The 2021-22 NBA season marks Year 4 of the Luka Doncic era in Dallas.
Time flies, doesn't it? Three years in, the Mavericks' 22-year-old superstar is just getting started.
After turning in the second All-NBA First Team campaign of his young career, Doncic had another legendary postseason showing against the LA Clippers. Despite Doncic's averages of 35.7 points, 10.3 assists and 7.9 rebounds, the Mavs would come up short in seven games
From there, Doncic would then return to Europe, where he made history by leading the Slovenian Men's National Team to its first-ever Olympics. In Tokyo, he almost single-handedly willed his country to its first-ever Olympic medal, posting averages of 23.8 points, 9.7 rebounds and 9.5 assists, resulting in a fourth-place finish.
To wrap up the offseason, Doncic graced the cover of the latest installment of "NBA 2K" and inked a historic five-year, $207 million supermax contract extension, ensuring he will be a mainstay in Dallas through at least the 2025-26 season.
With all of the above fresh on our minds, Doncic landed right outside of the top five of NBA.com's most recent player rankings, making him the youngest player ranked in the top 10 by far. It might be minor, but it is yet another reminder that what we've seen from Doncic up to this point in his career is far from the norm.
With a penchant for history-making, a reality that Doncic must face throughout his career is that he will be subject to expectations that for most, would not seem remotely fair. I say that to preface the fact that before Doncic even takes the floor for his fourth NBA season, the focus now shifts to the next leap he could make.
Given all that he has accomplished up to this point, that next leap is moving into the realm of consideration of being the league's best player. Not outright, but the realm of consideration.
It's early, but with respect to the path to all-time greatness that Doncic has already begun to forge, it's not outrageous to think that he could stake his claim as the league's best by the end of his fourth NBA campaign. A few recent examples come to mind.

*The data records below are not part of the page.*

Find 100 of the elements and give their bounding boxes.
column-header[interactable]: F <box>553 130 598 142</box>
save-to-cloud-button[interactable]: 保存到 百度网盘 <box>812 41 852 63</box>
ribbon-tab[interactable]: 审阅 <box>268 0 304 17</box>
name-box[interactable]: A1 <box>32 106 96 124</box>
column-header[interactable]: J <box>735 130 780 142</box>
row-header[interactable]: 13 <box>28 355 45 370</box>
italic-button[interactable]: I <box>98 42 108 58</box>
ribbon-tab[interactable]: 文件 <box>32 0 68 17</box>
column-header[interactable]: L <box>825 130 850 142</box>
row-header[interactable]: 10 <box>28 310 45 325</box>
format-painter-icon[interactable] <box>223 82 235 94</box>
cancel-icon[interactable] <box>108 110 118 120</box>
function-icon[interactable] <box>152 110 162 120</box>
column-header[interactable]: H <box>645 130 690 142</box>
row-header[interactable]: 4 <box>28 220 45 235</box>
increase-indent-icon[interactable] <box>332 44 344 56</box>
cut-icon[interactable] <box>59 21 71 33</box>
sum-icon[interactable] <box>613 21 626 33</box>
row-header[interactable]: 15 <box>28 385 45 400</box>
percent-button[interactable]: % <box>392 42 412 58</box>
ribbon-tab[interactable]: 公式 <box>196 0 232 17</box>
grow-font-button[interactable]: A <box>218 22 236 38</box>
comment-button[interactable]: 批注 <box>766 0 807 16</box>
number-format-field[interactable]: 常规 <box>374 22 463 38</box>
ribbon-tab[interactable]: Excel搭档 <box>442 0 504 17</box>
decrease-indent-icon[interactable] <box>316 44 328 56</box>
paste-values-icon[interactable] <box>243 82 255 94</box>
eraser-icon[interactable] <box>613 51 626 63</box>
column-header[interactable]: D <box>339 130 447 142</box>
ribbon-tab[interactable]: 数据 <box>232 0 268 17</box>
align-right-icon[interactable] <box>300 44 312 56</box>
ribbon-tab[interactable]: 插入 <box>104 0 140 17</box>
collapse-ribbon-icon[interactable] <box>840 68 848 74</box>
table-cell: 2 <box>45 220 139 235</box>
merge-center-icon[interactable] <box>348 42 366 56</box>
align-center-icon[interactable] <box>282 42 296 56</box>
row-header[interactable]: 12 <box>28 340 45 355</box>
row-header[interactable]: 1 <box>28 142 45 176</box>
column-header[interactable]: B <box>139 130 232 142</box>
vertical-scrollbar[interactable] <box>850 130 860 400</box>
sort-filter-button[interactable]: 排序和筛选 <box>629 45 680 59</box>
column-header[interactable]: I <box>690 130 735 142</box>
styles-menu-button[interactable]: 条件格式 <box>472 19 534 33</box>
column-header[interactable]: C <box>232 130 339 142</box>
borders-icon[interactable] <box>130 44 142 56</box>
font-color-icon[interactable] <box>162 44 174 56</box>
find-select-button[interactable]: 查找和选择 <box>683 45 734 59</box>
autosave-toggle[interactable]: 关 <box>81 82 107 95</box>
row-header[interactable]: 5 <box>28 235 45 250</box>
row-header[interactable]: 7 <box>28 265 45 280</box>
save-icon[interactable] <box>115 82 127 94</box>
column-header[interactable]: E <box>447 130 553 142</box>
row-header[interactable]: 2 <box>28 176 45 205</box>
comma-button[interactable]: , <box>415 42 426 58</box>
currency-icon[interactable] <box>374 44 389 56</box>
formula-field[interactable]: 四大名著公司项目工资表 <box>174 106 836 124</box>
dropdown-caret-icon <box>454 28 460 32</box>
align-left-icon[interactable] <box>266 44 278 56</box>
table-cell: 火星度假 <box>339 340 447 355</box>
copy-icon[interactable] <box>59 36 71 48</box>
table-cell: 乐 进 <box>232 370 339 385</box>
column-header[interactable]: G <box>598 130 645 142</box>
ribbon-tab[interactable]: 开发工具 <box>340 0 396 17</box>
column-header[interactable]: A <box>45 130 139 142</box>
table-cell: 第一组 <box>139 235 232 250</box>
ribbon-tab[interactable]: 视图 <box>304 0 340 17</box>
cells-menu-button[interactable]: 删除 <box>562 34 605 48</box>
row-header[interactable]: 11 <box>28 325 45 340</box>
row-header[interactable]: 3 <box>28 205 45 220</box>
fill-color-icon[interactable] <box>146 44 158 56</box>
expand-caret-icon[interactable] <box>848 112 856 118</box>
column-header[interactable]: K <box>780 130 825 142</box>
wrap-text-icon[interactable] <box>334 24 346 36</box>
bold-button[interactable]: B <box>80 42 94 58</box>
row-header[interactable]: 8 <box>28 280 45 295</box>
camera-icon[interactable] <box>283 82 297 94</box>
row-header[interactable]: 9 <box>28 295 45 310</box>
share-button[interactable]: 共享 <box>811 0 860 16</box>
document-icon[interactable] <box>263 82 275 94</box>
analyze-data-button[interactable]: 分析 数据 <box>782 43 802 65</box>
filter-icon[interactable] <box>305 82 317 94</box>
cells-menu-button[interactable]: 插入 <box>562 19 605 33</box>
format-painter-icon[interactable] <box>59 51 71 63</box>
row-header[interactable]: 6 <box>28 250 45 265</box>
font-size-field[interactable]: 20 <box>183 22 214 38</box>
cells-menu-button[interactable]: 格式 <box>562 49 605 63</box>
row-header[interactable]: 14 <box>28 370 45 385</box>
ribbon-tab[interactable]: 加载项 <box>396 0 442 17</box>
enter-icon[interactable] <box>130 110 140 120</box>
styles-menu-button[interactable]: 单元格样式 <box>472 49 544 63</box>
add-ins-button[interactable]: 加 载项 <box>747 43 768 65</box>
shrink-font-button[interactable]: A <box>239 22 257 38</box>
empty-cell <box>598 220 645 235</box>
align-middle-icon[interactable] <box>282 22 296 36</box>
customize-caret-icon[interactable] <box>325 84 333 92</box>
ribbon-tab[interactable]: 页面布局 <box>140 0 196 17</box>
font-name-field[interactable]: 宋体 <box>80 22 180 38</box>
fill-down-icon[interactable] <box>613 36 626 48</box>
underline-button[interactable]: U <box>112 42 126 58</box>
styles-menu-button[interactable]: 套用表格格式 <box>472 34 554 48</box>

- LeBron James' fourth NBA season culminated with a historic run to the NBA Finals, something many still consider to be his greatest NBA feat
- Kevin Durant ended Year 4 as a back-to-back scoring champion and in the playoffs, helped lead the Oklahoma City Thunder to the Western Conference Finals
For most, it wouldn't seem fair, but Durant and James represent the type of company Doncic has earned the right to be mentioned with at this point of his career.
Looking forward to the upcoming season, there is a lot of change around Doncic. The Mavericks organization has undergone a front office overhaul, the team's offseason moves admittedly left more to be desired, and for the first time in his NBA career, Doncic will play for someone other than Rick Carlisle, as the franchise appointed Jason Kidd as its new head coach.
Again, for most, this would seem like the recipe for a setback or a down year, but for Doncic, it feels like another layer to the next chapter of a story that sees him take another leap. Similar to LeBron, Luka has earned the expect-the-unexpected level of respect, from his peers, fans and pundits alike.
I believe they call it "Luka Magic."
In order to truly leap into consideration as the league's best player, Doncic will be looked upon to get the Mavericks team over the hump, despite the organizational changes and the ways in which their roster fails to measure up against the Western Conference's elite. He's done it on an international level and in spurts in the NBA, but what's next is a top-four finish and the sustained postseason run that his cervical injury in 2021 very well may have robbed him of.
As good as Doncic is, the scary part is that he has room to become so much better, as he continues to learn to pick his spots, improve as a shooter and, more than anything, master the NBA game. As a 6-foot-7 ball-dominant guard with all the offensive skill in the world, Doncic is very close to entering the rarefied air of being able to consistently dictate all 48 minutes of a basketball game.
It's an invaluable skill come playoff time; it ensures that the team with the best player can win a series, even when the team itself is outmatched.
The biggest question, of course, is whether or not Doncic could truly be considered the best player in the NBA given his defensive limitations. Given the complexities surrounding the measurements of defensive efficiency, the answer could get quite complicated, but the short answer is simple: Luka Doncic is so good at everything else, some limitations can be overlooked.
Don't get me wrong, defence is very important, and it's understandable to put a player like Giannis Antetokounmpo, Durant or James ahead of Doncic for that reason, but Doncic being in the conversation despite such limitations should say something about where he is at this point in his career, and there's plenty of room to grow.
To say the best is yet to come for Doncic would be grossly understating what the superstar has up his sleeve as the next act of his magical career, but the momentum from this offseason places him in a position to make another leap in just his fourth NBA campaign.
By season's end, he could rightfully have a claim at the top spot on our player rankings.